Internazionale

Milan, Amorim firma: contratto fino al 2028 con opzione

Ruben Amorim ha firmato, in via telematica, il contratto che lo legherà al club rossonero per le prossime due stagioni.

Milan, Amorim firma: contratto fino al 2028 con opzione

Il Milan è pronto ad aprire un nuovo capitolo della propria storia tecnica. Dopo settimane di valutazioni, contatti e riflessioni sul futuro della panchina, la scelta della dirigenza rossonera è ricaduta su Ruben Amorim, individuato come l’uomo da cui ripartire per costruire il prossimo ciclo. L’accordo è stato definito e il tecnico portoghese ha già firmato (in via telematica) il contratto che lo legherà al club milanese, in attesa dell’ultimo passaggio formale rappresentato dalla controfirma della società.

L’intesa prevede un accordo valido fino al 2028, con la possibilità di estendere ulteriormente il rapporto attraverso un’opzione per una stagione aggiuntiva. Dal punto di vista economico, Amorim percepirà circa 3,5 milioni di euro a stagione più una serie di bonus legati ai risultati sportivi e agli obiettivi concordati con il club.

Per il Milan si tratta di una scelta che guarda contemporaneamente al presente e al futuro. Pur avendo soltanto 41 anni, l’allenatore portoghese vanta già un percorso significativo in panchina e viene considerato uno dei tecnici più interessanti della sua generazione. La sua carriera da calciatore lo ha visto indossare anche la maglia della nazionale portoghese, partecipando a due edizioni dei Mondiali e costruendo un bagaglio internazionale che ha successivamente trasferito nel lavoro da allenatore.

La consacrazione è arrivata sulla panchina dello Sporting Lisbona, club con il quale ha ottenuto i risultati più importanti della propria carriera. Nel 2021 riuscì infatti a interrompere un’attesa che durava da quasi due decenni, riportando il titolo nazionale nella bacheca biancoverde dopo 19 anni di digiuno. Un’impresa che lo consacrò definitivamente nel panorama europeo e che venne ulteriormente rafforzata dal successivo successo in campionato ottenuto nella stagione seguente.

Quella esperienza gli permise di guadagnarsi la chiamata di uno dei club più prestigiosi al mondo. Nel novembre del 2024 lasciò infatti Lisbona per trasferirsi a Manchester, dove iniziò una nuova avventura che avrebbe dovuto rappresentare il definitivo salto di qualità della sua carriera. Le cose, però, non sono andate secondo le aspettative.

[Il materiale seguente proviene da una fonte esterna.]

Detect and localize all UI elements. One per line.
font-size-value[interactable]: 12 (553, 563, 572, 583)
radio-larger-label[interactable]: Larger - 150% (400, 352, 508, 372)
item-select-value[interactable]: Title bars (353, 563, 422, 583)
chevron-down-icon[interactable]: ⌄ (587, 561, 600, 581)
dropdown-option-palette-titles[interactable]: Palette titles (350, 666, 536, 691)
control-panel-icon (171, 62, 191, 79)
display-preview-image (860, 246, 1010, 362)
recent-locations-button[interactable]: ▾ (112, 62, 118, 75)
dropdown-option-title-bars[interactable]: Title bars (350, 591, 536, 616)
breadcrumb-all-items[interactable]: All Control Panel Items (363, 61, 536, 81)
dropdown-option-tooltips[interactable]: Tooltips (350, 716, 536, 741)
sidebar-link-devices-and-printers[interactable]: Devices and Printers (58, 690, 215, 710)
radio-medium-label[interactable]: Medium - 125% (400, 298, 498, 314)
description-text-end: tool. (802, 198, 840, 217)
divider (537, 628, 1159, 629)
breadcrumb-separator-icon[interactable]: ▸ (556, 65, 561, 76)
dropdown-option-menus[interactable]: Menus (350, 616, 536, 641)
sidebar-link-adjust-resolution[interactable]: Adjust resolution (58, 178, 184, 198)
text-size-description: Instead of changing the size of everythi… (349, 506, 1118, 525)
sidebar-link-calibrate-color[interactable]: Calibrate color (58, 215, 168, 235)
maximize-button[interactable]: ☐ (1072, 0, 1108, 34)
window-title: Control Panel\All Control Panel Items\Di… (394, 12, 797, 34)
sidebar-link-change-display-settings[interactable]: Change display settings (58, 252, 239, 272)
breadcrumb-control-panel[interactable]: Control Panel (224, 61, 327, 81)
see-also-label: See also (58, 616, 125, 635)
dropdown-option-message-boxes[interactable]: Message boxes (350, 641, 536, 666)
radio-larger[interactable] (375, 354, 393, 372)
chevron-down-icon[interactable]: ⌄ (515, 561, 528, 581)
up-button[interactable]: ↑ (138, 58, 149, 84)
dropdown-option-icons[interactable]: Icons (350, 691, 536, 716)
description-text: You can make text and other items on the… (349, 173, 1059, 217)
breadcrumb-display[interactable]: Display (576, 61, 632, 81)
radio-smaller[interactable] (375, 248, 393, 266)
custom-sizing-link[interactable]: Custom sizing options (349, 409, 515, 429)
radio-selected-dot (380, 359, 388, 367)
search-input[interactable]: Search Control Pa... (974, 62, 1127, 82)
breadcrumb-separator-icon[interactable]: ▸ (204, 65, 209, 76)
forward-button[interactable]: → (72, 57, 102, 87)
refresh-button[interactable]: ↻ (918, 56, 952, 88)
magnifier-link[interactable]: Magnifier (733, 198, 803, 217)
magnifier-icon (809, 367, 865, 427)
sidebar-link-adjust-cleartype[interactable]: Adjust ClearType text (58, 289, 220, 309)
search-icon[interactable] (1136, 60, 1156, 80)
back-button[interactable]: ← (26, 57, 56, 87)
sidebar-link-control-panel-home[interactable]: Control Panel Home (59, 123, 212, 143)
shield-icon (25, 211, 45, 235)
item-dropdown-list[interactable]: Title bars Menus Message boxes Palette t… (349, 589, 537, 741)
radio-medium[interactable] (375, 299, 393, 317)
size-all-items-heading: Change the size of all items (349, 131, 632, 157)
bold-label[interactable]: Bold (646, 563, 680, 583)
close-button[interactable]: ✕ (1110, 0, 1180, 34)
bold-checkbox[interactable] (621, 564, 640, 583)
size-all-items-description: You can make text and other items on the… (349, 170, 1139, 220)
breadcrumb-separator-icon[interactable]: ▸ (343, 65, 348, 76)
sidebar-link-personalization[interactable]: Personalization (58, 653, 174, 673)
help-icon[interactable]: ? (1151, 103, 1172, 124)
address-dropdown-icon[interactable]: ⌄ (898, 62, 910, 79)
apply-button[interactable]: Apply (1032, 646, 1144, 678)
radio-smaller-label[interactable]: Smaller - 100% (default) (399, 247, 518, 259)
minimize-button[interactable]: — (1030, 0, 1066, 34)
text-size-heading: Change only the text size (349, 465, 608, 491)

L’esperienza inglese si è rivelata più complicata del previsto e non ha prodotto i risultati sperati né dal tecnico né dalla società. Le difficoltà incontrate nel campionato più competitivo del mondo hanno inevitabilmente rallentato il percorso di crescita dell’allenatore, che ora vede nel Milan l’occasione ideale per rilanciarsi ad altissimo livello.

La dirigenza rossonera è convinta che le sue idee di gioco, la sua personalità e la capacità di lavorare con gruppi giovani possano rappresentare elementi fondamentali per il nuovo progetto tecnico. Amorim eredita una squadra che punta a tornare stabilmente ai vertici del calcio italiano ed europeo e sarà chiamato a dare rapidamente un’identità precisa al gruppo.

L’entusiasmo attorno al suo arrivo è già elevato, anche perché il portoghese porta con sé la reputazione di allenatore innovativo e capace di valorizzare i talenti a disposizione. Adesso manca soltanto l’ufficialità definitiva, ma la strada è ormai tracciata: il Milan ha scelto il proprio condottiero per il futuro e Ruben Amorim si prepara a vivere una delle sfide più affascinanti della sua giovane ma già intensa carriera da allenatore.